Short Cuts America: il blog di Arnaldo Testi

Politica e storia degli Stati Uniti

Il Novecento era finito, già nel 2016

Rubo e copio alcuni degli ultimi capoversi del libro di Tiziano Bonazzi, La fata ignorante. Frammenti americani (Il Mulino, 2025, pp. 198-201). Il volume è freschissimo di stampa, il primo con la data 2025 che mi capiti fra le mani. E queste pagine possono essere una lettura adatta  per il giorno di oggi nella storia degli Stati Uniti. 

Il titolo allude al quadro che sta in copertina, La fata ignorante di Magritte (1956): “ci mostra un viso di donna bionda dagli occhi azzurri, bello, immerso a metà nella luce e a metà oscuro per la luce nera che lo colpisce da una candela dalla fiamma nera”.

“La Fata parla della libertà con due bocche e due lingue contrarie ed entrambe sono vere”   

Cosa ho imparato in tutti questi anni? La domanda è pertinente e la risposta è la stessa: non lo so. Sono disarmato di fronte a ciò che vedo e lascio che Emerson corra in mio aiuto. La verità, occorre credere nella verità oggi e negarla domani a favore di un’altra verità in cui si crede, si crede davvero.

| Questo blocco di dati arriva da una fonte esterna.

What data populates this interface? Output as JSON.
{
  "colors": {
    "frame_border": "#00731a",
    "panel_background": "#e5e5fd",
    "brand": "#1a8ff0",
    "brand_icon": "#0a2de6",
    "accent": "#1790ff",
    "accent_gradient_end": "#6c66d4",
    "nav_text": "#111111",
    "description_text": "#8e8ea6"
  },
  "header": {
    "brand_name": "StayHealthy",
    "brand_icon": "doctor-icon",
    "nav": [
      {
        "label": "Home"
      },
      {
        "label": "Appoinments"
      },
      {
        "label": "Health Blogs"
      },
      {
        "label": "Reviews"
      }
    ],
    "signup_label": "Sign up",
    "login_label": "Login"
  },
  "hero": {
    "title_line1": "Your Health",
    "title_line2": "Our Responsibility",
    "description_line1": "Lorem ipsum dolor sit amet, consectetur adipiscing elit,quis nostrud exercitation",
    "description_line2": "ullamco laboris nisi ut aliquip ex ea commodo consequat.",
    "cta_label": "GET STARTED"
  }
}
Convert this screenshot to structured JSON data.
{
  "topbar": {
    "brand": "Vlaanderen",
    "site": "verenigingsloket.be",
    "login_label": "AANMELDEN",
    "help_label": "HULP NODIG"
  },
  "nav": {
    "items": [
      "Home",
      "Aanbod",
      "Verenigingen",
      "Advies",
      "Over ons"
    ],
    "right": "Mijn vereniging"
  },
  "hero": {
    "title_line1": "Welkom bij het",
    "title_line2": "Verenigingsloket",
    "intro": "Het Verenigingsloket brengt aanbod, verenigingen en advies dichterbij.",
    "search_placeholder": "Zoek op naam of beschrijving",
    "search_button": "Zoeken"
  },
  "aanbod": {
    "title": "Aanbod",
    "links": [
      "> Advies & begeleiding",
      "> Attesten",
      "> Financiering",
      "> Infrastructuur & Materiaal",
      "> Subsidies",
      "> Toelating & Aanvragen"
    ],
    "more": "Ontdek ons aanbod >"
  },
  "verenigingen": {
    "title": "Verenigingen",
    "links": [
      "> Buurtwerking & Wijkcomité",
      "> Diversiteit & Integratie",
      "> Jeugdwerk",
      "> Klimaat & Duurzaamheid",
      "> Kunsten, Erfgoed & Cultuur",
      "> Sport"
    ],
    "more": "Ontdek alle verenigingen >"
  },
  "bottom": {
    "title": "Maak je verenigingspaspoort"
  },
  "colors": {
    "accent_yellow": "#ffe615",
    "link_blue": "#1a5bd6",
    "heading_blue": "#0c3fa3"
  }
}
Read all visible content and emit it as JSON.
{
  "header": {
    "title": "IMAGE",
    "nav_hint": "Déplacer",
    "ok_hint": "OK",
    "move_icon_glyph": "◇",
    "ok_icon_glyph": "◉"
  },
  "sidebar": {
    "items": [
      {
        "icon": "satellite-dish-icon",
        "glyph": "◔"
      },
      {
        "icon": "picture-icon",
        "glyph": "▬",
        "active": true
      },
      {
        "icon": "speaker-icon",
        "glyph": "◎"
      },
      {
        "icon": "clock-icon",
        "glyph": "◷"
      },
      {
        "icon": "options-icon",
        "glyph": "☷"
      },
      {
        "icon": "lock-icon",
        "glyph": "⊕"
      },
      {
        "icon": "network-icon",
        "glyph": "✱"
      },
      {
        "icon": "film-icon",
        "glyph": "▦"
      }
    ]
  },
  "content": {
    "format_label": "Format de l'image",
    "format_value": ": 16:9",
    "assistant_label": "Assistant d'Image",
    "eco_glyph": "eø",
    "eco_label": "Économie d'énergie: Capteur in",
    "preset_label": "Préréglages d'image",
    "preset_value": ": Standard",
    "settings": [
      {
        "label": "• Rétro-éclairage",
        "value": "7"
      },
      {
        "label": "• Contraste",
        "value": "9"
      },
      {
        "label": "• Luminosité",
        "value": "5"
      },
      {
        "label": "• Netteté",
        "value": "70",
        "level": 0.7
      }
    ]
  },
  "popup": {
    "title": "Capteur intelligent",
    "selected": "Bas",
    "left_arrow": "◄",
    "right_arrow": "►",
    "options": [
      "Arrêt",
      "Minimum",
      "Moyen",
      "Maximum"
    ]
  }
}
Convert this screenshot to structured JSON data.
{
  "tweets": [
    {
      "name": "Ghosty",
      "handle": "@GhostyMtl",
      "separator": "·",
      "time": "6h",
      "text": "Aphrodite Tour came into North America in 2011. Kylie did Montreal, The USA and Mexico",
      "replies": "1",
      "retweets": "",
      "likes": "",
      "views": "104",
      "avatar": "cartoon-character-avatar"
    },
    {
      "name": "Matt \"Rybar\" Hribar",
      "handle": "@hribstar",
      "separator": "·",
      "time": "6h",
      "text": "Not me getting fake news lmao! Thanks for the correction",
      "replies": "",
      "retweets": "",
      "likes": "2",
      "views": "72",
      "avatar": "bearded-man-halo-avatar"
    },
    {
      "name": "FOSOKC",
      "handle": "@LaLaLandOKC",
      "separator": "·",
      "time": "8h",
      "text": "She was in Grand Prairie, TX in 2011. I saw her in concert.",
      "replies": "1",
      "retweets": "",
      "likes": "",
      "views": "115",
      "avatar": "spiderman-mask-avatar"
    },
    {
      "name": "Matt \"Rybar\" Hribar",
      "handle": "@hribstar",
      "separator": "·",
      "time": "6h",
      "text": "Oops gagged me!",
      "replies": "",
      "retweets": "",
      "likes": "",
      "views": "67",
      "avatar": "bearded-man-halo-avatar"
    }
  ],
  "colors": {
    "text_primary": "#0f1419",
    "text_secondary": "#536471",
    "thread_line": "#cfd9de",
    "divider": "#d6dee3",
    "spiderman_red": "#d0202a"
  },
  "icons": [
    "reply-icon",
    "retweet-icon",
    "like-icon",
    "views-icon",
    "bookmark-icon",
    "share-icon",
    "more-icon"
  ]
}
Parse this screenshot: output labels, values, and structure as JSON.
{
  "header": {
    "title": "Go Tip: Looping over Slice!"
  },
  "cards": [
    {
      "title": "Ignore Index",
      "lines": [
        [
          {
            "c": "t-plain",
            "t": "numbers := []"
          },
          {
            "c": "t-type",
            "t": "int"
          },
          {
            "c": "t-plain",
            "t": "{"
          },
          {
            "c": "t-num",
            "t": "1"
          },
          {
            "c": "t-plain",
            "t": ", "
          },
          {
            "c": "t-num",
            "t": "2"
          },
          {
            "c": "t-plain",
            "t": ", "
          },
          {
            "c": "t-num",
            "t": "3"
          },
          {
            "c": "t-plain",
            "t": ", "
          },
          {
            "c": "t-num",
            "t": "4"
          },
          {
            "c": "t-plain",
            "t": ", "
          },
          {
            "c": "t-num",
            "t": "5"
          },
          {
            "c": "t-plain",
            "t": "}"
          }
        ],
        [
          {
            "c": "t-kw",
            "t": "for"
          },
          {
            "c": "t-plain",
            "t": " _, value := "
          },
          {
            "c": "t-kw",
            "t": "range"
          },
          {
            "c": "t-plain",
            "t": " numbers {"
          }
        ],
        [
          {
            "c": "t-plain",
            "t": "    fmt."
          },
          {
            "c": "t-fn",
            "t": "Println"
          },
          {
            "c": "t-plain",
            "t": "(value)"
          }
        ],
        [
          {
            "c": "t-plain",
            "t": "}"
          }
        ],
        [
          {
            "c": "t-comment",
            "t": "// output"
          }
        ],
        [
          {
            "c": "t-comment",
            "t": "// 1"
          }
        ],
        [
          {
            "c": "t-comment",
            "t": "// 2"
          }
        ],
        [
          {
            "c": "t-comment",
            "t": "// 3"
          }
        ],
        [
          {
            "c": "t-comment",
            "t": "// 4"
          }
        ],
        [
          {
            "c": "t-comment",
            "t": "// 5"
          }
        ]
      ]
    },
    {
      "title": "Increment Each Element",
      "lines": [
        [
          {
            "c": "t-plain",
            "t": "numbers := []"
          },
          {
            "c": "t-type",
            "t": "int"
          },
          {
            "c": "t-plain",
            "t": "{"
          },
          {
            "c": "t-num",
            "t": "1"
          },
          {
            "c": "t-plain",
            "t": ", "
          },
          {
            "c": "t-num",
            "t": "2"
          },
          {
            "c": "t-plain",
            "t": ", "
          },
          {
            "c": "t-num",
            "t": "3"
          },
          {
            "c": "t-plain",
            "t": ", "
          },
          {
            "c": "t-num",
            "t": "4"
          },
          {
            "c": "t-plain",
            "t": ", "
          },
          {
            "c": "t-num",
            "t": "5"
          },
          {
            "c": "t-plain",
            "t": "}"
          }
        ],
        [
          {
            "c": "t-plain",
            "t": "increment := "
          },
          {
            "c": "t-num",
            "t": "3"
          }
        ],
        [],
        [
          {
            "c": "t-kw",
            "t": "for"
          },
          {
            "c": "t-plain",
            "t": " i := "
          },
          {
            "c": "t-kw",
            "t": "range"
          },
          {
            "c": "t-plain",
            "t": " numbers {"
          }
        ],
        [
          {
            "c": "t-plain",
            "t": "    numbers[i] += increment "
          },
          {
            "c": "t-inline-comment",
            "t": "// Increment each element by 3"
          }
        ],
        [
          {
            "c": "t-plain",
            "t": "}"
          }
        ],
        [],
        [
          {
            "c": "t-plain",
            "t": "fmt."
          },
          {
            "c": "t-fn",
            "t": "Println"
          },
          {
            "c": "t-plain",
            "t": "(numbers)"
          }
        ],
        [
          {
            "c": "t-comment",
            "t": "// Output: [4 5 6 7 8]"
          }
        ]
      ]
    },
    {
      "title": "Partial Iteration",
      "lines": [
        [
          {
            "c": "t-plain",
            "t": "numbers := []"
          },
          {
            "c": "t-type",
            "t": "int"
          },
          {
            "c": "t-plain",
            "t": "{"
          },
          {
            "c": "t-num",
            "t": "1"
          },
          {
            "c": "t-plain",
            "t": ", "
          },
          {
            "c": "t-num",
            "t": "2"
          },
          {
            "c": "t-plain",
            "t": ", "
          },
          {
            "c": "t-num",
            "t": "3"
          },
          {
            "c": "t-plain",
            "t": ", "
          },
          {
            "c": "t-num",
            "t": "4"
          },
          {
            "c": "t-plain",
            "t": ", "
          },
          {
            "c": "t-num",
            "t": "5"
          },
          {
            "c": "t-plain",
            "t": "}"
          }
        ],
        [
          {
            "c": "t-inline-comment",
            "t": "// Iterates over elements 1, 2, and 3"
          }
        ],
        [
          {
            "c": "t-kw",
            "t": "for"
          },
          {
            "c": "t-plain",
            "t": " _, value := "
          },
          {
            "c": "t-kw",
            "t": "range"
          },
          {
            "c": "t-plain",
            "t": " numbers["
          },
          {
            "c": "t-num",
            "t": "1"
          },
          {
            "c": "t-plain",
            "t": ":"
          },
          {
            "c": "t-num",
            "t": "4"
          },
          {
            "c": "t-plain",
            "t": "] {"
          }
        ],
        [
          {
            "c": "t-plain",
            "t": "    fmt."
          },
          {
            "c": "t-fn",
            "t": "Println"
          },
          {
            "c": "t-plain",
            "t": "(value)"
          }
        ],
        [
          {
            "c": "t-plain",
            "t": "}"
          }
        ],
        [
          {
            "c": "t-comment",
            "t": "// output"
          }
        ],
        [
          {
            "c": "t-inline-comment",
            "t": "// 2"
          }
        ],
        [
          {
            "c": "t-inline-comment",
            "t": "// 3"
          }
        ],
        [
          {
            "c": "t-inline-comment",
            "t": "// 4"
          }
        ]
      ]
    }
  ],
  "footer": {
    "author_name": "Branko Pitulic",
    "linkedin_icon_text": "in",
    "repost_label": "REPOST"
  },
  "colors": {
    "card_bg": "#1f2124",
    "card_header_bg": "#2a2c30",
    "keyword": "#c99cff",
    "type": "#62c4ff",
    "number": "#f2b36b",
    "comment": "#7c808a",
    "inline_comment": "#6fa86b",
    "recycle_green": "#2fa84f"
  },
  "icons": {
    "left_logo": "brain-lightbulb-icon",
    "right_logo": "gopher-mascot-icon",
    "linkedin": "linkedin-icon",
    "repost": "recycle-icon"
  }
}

Occorre giocare alla ruzzola, aggiungo io, e lanciare il disco di legno – o di formaggio stagionato – il più lontano possibile a rotolare lungo il percorso stabilito. E’ un gioco popolare antico che esiste ancora. A Bologna la si gioca, credo, vicino al Pontelungo sul fiume Reno. E il disco andava e andava se il lanciatore era bravo. Sulle sue due facce tutto si mescolava e nulla era fisso e quando si fermava cadeva e un altro giocatore lo raccoglieva e lo lanciava di nuovo, e di nuovo tutto girava e si mischiava e nulla aveva senso se non l’affascinante roteare e le grida e gli insulti dei contendenti.

Ho imparato questo.

Il 5 novembre è ripreso il gioco della ruzzola ed è ripreso là dove il disco di Joe Biden era caduto. E’ toccato a Donald Trump lanciare il suo e appena lanciato già tutto si mischia e forma una fitta polvere che rotea e rotea come una tempesta. Biden, occorre dirlo, aveva lanciato la ruzzola su una pista ormai inservibile e per quattro anni aveva fatto la respirazione bocca a bocca a un’America ormai tramontata. Il Novecento era finito. Era finito nel 2016 con la prima vittoria di Trump e del suo MAGA anche se non avevamo voluto ammetterlo e avevamo fatto in tanti le tre scimmiette. Il MAGA oggi riapparso vincitore non è un movimento conservatore e neppure populista, è un movimento che intende mutare il paradigma che ha costituito la pur fragile, ma costante spina dorsale del mondo euroamericano dal Settecento al Novecento, dall’Illuminismo, dai documenti americani del 1776 e del 1787 e da quelli francesi della Rivoluzione del 1789. Il paradigma che pone al centro del vivere la ragione, una ragione da rinvenire e far trionfare pur fra ricette opposte; ma che non può non essere guida degli esseri umani.

La forza del MAGA è nel suo paradosso, nel suo volere da un lato vincere definitivamente le guerre culturali americane incardinando gli Stati Uniti nel passato, nella tradizione sociale e culturale di metà Novecento, e al tempo stesso creare il futuro con una neocultura radicale la cui retorica spregiativa e insultante è volta non a sconfiggere ma ad annichilire l’avversario dandogli il marchio dell’infedele, del traditore. Una neocultura il cui progetto non è più teso, come per quella illuminista, a essere inclusivo pur nelle sue contraddizioni, bensì a definire, a istituire una frattura tra la fascia alta dei cittadini, collocata al di fuori della portata della maggioranza per le sue competenze tecnicoscientifiche ed economiche, e quest’ultima immobilizzata nelle certezze della tradizione. […]

Le mie sono parole di un uomo del Novecento, di un secolo andato, e penso abbiano il sapore di un biscotto muffito; ma non posso non rifarmi al mio secolo quando penso al presente, se non posso vederlo che attraverso la Fata ignorante e il suo sguardo che è uno in quanto duplice. Non resta che Emerson e la sua verità che si deve inseguire difendendola e negandola in un processo infinito oppure la sua libertà che occorre inseguire anch’essa per sempre. Non so, non ho imparato nulla nel mio vivere da americanista. Non ho nulla da dire se non la mia fugace impressione che la storia americana sia un continuo inseguire, un becoming che si annienta nel punto di realizzarsi travolto sempre da una cascata di lava che lo imprigiona, e riparte. Il mio secolo è finito e io sto ancora abbastanza bene questa sera.